Nesta quinta-feira (5), a Comissão Nacional de Incorporação de Tecnologias no Sistema Único de Saúde (Conitec) recomendou a incorporação do betadinutuximabe para o tratamento de neuroblastoma de alto risco na rede púbica. Na prática, a decisão significa que o remédio passará a integrar o rol de medicamentos custeados e distribuídos pelo SUS. A condição estabelecida para que a medicação seja administrada na rede pública é que o paciente tenha sido previamente tratado com quimioterapia e alcançado pelo menos uma resposta parcial, seguida de terapêutica mieloablativa e transplante de células tronco.

O pedido de incorporação do betadinutuximabe ao SUS foi submetido à Conitec em janeiro deste ano pelo próprio fabricante do Qarziba, o laboratório Recordati.
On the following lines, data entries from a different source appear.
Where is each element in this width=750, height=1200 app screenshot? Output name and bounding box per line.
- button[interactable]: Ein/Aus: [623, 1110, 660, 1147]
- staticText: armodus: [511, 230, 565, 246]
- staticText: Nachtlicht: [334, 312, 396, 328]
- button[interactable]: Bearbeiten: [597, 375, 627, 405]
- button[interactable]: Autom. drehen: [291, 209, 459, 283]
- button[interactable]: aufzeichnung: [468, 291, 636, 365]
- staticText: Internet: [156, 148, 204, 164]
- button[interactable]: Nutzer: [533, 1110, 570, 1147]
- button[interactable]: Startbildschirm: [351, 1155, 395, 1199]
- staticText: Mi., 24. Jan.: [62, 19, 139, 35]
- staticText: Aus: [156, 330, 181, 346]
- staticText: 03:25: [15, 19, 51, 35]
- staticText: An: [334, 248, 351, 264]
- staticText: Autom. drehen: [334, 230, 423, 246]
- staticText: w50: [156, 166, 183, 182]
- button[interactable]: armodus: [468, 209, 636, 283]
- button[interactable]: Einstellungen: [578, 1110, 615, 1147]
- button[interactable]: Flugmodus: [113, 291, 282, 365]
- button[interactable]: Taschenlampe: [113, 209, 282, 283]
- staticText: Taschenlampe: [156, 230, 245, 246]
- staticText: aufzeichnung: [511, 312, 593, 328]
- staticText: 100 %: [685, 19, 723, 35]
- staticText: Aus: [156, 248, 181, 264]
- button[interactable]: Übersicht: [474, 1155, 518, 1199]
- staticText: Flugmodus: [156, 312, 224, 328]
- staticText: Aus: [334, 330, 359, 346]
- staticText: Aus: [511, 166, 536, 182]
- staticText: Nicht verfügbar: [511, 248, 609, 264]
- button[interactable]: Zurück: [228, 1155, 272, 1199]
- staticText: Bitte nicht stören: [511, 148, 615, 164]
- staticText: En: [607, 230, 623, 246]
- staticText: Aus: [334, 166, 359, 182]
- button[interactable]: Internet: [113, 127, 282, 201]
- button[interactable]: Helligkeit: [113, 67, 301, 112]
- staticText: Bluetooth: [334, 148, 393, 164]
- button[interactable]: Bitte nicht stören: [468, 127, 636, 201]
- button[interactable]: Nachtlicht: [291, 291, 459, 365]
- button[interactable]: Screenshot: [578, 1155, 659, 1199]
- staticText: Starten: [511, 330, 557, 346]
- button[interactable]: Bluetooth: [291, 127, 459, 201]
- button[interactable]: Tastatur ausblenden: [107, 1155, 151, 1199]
À época, a farmacêutica defendeu que a medicação fosse indicada para pacientes a partir dos 12 meses de vida, que já tenham sido tratados com quimioterapia de indução e que tenham alcançado pelo menos uma resposta parcial, seguida de terapêutica mieloablativa e transplante de células tronco; e também para pacientes com história de recidiva ou neuroblastoma refratário, com ou sem doença residual.

O laboratório argumentou que o medicamento foi utilizado em estudos clínicos realizados a partir de 2009 em pelo menos 126 centros envolvendo mais de mil pacientes em 18 países. “A imunoterapia anti-GD2, como é o Qarziba, não apenas melhora a sobrevida, como também reduz o risco de que todos os tratamentos anteriores pelos quais esses pacientes passam falhem com recidiva”, detalhou Recordati.

No Brasil, a Agência Nacional de Vigilância Sanitária (Anvisa) autorizou o uso do betadinutuximabe em 2021. À época, o medicamento foi indicado pela autarquia para o tratamento de neuroblastoma de alto risco em pacientes a partir dos 12 meses. Como não havia passado pela aval da Conitec ainda, o tratamento com o remédio no país só era possível via rede privada e, conforme relatos de pacientes e familiares, mediante muita insistência junto a operadoras de planos de saúde e processos de judicialização.